Una pequeña parte de un adiós

Él estaba en medio de la calle, aunque no sabía cuál, ni dónde, ni por qué. Los coches debían de haberse olvidado de que tenían que pasar, porque el asfalto parecía estar sólo para él, como si las calles estuvieran sometidas a su voluntad.
La gente desaparecía cuando él la miraba, deshaciéndose en una masa de humo blanco que nunca volvía a aparecer.
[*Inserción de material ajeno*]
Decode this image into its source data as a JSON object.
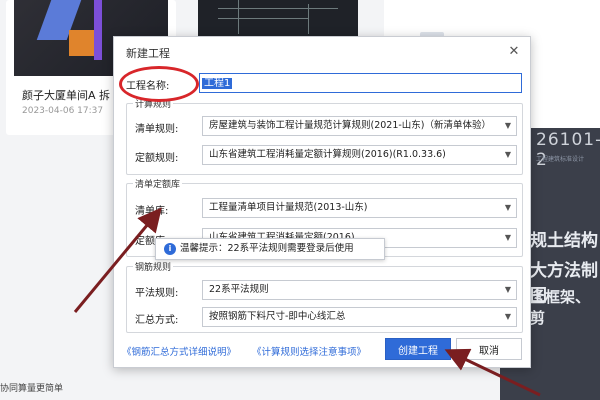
{
  "background": {
    "card1": {
      "title": "颜子大厦单间A 拆",
      "date": "2023-04-06 17:37"
    },
    "right_panel": {
      "line1": "26101-2",
      "line2": "工程建筑标准设计",
      "line3": "规土结构",
      "line4": "大方法制图",
      "line5": "土框架、剪"
    },
    "bottom_text": "协同算量更简单"
  },
  "dialog": {
    "title": "新建工程",
    "close_icon": "close-icon",
    "project_name": {
      "label": "工程名称:",
      "value": "工程1"
    },
    "calc_rules": {
      "title": "计算规则",
      "list_rule": {
        "label": "清单规则:",
        "value": "房屋建筑与装饰工程计量规范计算规则(2021-山东)（新清单体验）"
      },
      "quota_rule": {
        "label": "定额规则:",
        "value": "山东省建筑工程消耗量定额计算规则(2016)(R1.0.33.6)"
      }
    },
    "quota_lib": {
      "title": "清单定额库",
      "list_lib": {
        "label": "清单库:",
        "value": "工程量清单项目计量规范(2013-山东)"
      },
      "quota_lib": {
        "label": "定额库:",
        "value": "山东省建筑工程消耗量定额(2016)"
      }
    },
    "rebar_rules": {
      "title": "钢筋规则",
      "flat_rule": {
        "label": "平法规则:",
        "value": "22系平法规则"
      },
      "summary": {
        "label": "汇总方式:",
        "value": "按照钢筋下料尺寸-即中心线汇总"
      }
    },
    "tooltip": "温馨提示：22系平法规则需要登录后使用",
    "links": {
      "rebar_summary": "《钢筋汇总方式详细说明》",
      "calc_rule_notes": "《计算规则选择注意事项》"
    },
    "buttons": {
      "create": "创建工程",
      "cancel": "取消"
    }
  },
  "colors": {
    "accent": "#2f6bd8",
    "annotation": "#d8262a",
    "arrow": "#7a1e20"
  }
}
Todos ellos le lanzaban una última mirada, en la que él creía recordar algo, quizá un nombre, un momento vivido, una sonrisa sincera... Pero los recuerdos no llegaban a aflorar nunca, sólo se dejaban entrever en la superficie y se hundían de nuevo, como si jamás hubieran existido.
Se puso a avanzar, subiendo una cuesta, sin andar, o andando sin mover las piernas, como si fuera el mundo el que andase bajo él.
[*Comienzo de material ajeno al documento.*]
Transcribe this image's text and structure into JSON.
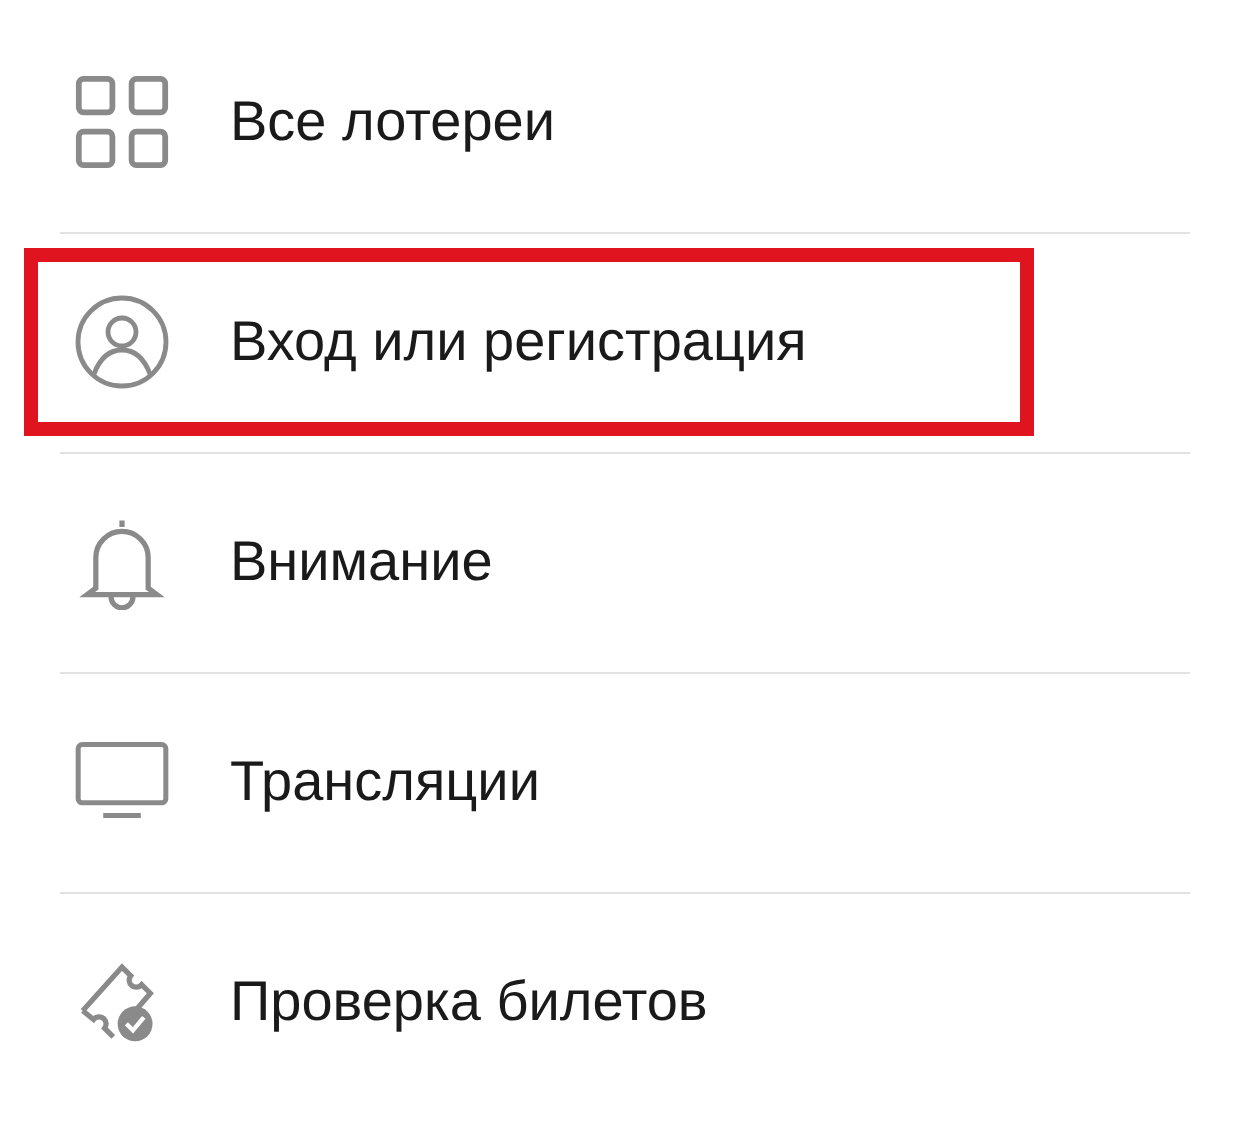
{
  "menu": {
    "items": [
      {
        "kind": "grid",
        "label": "Все лотереи",
        "highlighted": false
      },
      {
        "kind": "user",
        "label": "Вход или регистрация",
        "highlighted": true
      },
      {
        "kind": "bell",
        "label": "Внимание",
        "highlighted": false
      },
      {
        "kind": "monitor",
        "label": "Трансляции",
        "highlighted": false
      },
      {
        "kind": "ticket",
        "label": "Проверка билетов",
        "highlighted": false
      }
    ]
  }
}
La calle acabó en un cruce, donde toda la gente parecía dirigirse a la vez, todos convirtiéndose en humo blanco al llegar a su campo de visión, creando una humareda que deshizo el mundo por unos segundos.
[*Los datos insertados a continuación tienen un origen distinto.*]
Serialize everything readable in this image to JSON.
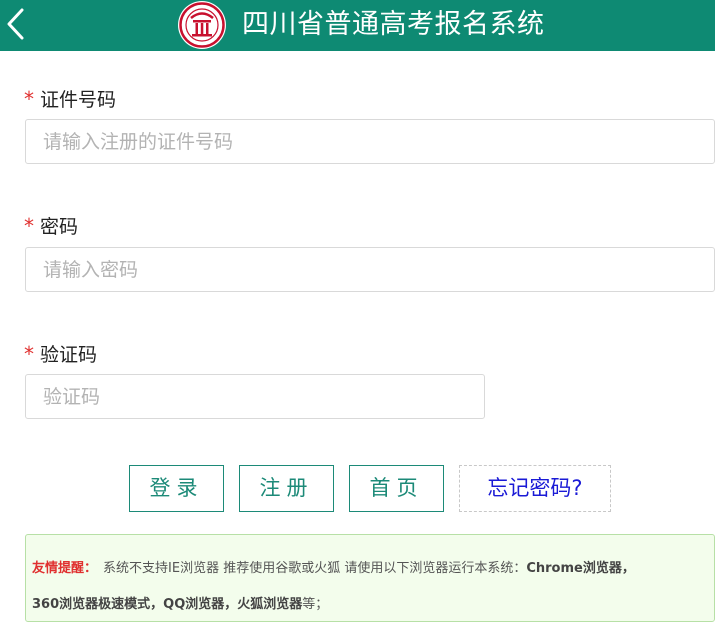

Por un instante, todo fue blanco, todo fue perfecto, impoluto, como si jamás ninguna memoria hubiera perturbado la paz de esas calles, que cada poco se tornaban algo menos existentes, como si los bares en los que había pasado buena parte de muchas noches se desdibujasen y fuesen sitios desconocidos, nunca recordados.
Pero el humo blanco comenzó a disiparse, dejando una silueta que avanzaba hacia él.
Ella iba con la cabeza agachada, como si se avergonzase de estar aún ahí, como si le diera miedo hablar. Abrió la boca, tratando de decir algo, pero la cerró y volvió a bajar la cabeza. Él no podía dejar de mirarla, no entendía, aún no se había hecho humo.
Ella le miró y giró la cabeza, como si supiese todo pero no entendiese nada.
Cuando él la miró de nuevo, ella sonrió.
-Ya te acuerdas, ¿verdad? -dijo ella, con una voz que no le pertenecía, como si llevase unos zapatos demasiado grandes o demasiado pequeños, o la ropa de otra persona a la que no se parecía.
Ella se llevó las manos a la boca y se echó la cabeza hacia atrás, como si estuviera riendo, pero sin emitir ni un solo sonido. Le miró de nuevo y volvió a hablar, esta vez con una voz distinta, que tampoco parecía la suya:
-A lo mejor no te acuerdas del todo -sonrió-. No sé si sentirme orgullosa, estás creciendo, pero ya no eres capaz de recordar mi voz, ¿verdad?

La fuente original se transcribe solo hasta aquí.